Incoming Wausau Fire Chief Jeremy Kopp. Image courtesy: Wausau Fire Department/Facebook
CONLEY COMMENTARY (WSAU) – Earlier this week I told you about a self-made budgeting problem by Wausau city leaders. Former mayor Katie Rosenberg and the big-spending city council hired 13 new firefighters and 2 new police officers. They paid for it with on-time grant money. The grant runs out in 2026.
In January the city will debate a referendum, now estimated at $1.5-million. You will be asked to voluntarily raise your property taxes to cover the costs of the city’s irresponsible budgeting.
Now we learn that the city wants to put its thumb on the scale. Wausau will consider hiring Miller Communications, a public relations firm, to help with the “messaging” behind the referendum. Their goal is to persuade you to vote ‘yes’. Miller already “helped” with the messaging on forever chemicals in the city’s drinking water. We now have among the highest water rates in the state.
I urge you to vote ‘no’. The taxpayers of Wausau should send a clear message that reckless budgeting won’t be condoned. We already pay among the highest property taxes in the area, and the trajectory is up, not down. We’re already told that next year’s proposed budget relies on one-time fixes, and another round of tax hikes is likely a year from now.

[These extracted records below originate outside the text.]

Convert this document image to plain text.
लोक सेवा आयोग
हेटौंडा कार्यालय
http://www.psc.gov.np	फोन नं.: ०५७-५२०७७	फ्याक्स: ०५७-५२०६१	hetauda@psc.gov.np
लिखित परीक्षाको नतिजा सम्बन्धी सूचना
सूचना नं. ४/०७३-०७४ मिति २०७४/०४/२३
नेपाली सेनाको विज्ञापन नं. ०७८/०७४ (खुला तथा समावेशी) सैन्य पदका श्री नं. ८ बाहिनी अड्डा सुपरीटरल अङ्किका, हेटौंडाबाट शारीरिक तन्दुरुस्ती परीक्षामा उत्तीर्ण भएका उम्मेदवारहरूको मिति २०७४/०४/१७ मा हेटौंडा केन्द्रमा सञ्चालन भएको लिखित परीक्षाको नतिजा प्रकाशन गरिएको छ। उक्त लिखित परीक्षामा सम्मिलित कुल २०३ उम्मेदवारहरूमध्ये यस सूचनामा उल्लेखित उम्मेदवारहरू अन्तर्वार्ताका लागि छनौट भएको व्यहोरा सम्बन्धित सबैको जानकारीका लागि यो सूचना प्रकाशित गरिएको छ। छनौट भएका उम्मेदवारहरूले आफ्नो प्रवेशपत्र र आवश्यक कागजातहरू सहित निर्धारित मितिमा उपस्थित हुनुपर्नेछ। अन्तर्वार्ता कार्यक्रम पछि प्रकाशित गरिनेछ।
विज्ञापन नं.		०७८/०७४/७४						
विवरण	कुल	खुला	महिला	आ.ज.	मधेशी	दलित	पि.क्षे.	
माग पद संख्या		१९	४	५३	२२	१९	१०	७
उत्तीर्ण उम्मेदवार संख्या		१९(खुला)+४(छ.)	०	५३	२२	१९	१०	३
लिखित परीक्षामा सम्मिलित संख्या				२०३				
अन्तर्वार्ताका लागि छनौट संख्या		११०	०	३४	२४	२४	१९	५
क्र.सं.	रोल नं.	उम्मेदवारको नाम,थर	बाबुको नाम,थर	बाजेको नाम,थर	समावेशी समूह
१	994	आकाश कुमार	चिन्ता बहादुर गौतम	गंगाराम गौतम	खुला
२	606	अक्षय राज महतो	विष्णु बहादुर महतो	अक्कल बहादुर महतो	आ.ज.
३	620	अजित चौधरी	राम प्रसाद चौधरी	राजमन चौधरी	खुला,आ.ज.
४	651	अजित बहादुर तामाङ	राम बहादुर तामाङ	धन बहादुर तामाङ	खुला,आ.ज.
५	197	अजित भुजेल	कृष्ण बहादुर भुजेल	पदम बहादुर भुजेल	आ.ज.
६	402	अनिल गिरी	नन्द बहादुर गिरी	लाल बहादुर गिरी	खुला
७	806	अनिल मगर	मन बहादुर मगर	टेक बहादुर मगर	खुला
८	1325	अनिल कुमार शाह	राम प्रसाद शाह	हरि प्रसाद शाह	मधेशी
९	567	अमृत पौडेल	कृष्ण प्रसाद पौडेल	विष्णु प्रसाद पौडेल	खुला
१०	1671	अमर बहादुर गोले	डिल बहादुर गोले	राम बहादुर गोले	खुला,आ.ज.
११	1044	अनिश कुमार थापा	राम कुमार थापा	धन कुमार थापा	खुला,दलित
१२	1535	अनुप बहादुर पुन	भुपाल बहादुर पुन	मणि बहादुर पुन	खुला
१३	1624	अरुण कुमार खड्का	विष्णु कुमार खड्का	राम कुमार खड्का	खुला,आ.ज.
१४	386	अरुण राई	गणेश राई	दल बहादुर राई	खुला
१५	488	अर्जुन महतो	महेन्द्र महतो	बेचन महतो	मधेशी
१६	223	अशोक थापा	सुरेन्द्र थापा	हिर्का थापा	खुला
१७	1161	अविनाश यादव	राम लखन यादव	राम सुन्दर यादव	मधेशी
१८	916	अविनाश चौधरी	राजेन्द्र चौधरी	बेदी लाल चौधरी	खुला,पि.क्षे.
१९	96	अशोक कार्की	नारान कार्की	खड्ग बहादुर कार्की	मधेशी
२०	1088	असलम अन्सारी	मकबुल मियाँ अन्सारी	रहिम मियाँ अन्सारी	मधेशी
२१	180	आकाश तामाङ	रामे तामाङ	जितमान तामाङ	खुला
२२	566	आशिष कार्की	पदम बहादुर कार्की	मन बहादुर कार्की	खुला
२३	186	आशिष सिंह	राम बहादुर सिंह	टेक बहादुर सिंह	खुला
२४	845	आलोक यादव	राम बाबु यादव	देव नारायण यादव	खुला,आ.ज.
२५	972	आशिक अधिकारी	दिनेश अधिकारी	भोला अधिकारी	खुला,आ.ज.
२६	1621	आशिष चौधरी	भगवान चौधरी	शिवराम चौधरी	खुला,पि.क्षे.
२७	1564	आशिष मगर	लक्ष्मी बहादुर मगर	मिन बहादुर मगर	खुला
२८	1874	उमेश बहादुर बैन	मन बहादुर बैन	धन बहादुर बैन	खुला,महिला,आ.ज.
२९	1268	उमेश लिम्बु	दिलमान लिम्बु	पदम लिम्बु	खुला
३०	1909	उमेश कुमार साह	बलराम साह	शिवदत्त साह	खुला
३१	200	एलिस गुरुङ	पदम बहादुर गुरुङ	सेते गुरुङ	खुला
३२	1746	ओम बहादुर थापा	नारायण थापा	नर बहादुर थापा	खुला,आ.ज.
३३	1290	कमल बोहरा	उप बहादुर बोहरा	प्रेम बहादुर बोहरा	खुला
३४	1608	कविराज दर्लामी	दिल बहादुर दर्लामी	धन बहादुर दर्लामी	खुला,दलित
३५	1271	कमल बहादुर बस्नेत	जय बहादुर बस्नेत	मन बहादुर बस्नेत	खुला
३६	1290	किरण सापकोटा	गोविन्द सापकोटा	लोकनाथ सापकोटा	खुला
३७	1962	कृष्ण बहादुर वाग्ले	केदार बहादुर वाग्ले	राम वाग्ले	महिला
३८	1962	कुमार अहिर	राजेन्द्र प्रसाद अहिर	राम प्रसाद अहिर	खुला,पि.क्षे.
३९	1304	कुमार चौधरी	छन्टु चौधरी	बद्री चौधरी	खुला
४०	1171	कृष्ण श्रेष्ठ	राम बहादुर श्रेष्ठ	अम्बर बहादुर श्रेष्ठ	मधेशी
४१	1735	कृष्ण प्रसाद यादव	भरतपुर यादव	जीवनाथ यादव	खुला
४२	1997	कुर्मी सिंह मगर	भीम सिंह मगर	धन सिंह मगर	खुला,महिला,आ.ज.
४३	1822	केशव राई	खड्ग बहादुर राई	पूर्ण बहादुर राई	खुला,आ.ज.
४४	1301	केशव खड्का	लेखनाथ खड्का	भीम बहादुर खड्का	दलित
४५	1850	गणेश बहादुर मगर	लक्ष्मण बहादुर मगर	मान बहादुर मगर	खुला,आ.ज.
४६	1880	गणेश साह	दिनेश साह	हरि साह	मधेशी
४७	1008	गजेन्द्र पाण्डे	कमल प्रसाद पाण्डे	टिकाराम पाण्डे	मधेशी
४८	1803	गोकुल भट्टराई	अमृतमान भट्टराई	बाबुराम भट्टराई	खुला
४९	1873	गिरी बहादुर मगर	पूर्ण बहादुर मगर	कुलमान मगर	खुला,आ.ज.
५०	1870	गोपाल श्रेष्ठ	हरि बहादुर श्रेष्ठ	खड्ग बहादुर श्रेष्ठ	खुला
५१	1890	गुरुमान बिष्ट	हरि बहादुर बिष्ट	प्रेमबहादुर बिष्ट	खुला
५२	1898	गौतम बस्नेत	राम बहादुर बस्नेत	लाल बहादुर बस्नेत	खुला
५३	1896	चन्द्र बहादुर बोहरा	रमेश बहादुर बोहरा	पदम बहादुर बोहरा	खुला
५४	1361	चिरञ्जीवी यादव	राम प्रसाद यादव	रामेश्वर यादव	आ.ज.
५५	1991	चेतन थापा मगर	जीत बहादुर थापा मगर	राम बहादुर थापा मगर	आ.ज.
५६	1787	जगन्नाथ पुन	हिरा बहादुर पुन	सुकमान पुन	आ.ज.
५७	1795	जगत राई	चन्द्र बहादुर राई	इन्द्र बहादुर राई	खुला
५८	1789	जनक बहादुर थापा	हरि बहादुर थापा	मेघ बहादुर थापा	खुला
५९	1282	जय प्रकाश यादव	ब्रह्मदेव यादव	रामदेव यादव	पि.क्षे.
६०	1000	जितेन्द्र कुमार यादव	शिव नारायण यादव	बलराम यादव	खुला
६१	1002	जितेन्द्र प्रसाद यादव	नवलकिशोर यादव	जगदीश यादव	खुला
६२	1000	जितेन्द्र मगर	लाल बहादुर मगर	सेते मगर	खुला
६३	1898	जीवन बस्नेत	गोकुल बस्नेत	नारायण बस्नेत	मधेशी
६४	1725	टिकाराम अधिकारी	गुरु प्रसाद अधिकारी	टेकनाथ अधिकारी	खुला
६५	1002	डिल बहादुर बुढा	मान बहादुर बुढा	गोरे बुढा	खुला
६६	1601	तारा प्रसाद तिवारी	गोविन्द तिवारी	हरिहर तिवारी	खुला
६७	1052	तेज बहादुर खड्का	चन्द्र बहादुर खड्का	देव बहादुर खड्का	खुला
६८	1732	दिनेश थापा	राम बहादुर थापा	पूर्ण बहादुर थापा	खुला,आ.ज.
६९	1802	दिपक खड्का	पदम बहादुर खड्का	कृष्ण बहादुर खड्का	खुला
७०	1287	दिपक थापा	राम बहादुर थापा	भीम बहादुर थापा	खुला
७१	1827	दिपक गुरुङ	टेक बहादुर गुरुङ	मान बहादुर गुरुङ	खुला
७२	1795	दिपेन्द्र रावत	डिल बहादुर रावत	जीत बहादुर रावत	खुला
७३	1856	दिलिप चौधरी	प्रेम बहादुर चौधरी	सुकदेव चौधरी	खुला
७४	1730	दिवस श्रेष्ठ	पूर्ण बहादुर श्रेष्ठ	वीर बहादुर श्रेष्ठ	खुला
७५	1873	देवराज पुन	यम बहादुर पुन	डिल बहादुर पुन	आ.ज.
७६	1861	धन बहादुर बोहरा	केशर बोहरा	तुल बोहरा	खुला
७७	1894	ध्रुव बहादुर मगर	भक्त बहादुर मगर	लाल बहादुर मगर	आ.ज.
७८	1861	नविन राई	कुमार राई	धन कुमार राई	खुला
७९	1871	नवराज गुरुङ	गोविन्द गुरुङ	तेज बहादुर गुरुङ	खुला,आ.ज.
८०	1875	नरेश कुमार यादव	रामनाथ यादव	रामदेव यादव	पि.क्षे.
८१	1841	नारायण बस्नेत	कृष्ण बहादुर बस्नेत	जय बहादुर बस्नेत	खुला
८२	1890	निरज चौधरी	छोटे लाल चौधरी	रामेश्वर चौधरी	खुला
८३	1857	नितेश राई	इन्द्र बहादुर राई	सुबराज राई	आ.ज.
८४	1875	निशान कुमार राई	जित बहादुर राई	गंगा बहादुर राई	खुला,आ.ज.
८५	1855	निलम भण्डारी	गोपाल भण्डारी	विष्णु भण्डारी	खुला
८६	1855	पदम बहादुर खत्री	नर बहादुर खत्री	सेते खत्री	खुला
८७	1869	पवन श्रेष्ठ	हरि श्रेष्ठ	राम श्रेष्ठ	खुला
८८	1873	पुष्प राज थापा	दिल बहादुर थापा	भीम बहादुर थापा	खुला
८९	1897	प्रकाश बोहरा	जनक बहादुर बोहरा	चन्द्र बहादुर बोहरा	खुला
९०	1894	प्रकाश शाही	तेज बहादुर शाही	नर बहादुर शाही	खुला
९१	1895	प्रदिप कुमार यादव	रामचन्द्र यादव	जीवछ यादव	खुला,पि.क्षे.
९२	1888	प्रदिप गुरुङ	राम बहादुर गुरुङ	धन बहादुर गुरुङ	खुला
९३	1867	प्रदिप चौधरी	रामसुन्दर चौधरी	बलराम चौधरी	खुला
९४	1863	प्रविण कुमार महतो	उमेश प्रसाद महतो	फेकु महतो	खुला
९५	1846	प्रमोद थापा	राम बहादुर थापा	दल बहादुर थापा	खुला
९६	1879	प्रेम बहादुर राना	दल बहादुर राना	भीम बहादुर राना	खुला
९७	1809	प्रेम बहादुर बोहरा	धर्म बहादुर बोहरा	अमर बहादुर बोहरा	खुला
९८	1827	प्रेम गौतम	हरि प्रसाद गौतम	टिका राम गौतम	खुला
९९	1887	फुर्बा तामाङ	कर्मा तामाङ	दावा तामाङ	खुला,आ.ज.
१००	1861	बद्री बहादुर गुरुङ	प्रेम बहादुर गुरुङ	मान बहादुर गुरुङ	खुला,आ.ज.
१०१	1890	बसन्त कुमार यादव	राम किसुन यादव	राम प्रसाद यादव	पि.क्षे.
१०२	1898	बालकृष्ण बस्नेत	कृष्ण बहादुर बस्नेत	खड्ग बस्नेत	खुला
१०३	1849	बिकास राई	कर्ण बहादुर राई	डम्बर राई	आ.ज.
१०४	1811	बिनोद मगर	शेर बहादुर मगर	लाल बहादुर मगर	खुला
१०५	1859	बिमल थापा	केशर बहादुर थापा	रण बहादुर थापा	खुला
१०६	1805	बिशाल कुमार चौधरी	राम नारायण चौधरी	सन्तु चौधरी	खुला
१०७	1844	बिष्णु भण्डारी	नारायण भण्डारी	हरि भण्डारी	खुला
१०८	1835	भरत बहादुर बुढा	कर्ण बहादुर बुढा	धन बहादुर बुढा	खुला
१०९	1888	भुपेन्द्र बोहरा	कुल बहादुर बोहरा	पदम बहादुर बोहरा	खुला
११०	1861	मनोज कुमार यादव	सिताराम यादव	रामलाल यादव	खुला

And, of course, the city cannot possibly bring itself to scale back public safety staffing to 2024 levels. Finance Director Maryanne Groat has already suggested that if the referendum isn’t approved, the costs of extra staffing would be shifted onto the tax levy. City services would be cut elsewhere.
We need some real and difficult thinking about public safety. If the city had six fire stations instead of three, response times would be faster. If the city hired 50 additional police officers, we’d be safer. Why don’t we do those things? Because they’re too expensive. Police and fire, just like every other city department, have to live within what the residents of Wausau can afford. And, right now, Wausau taxpayers are tapped out.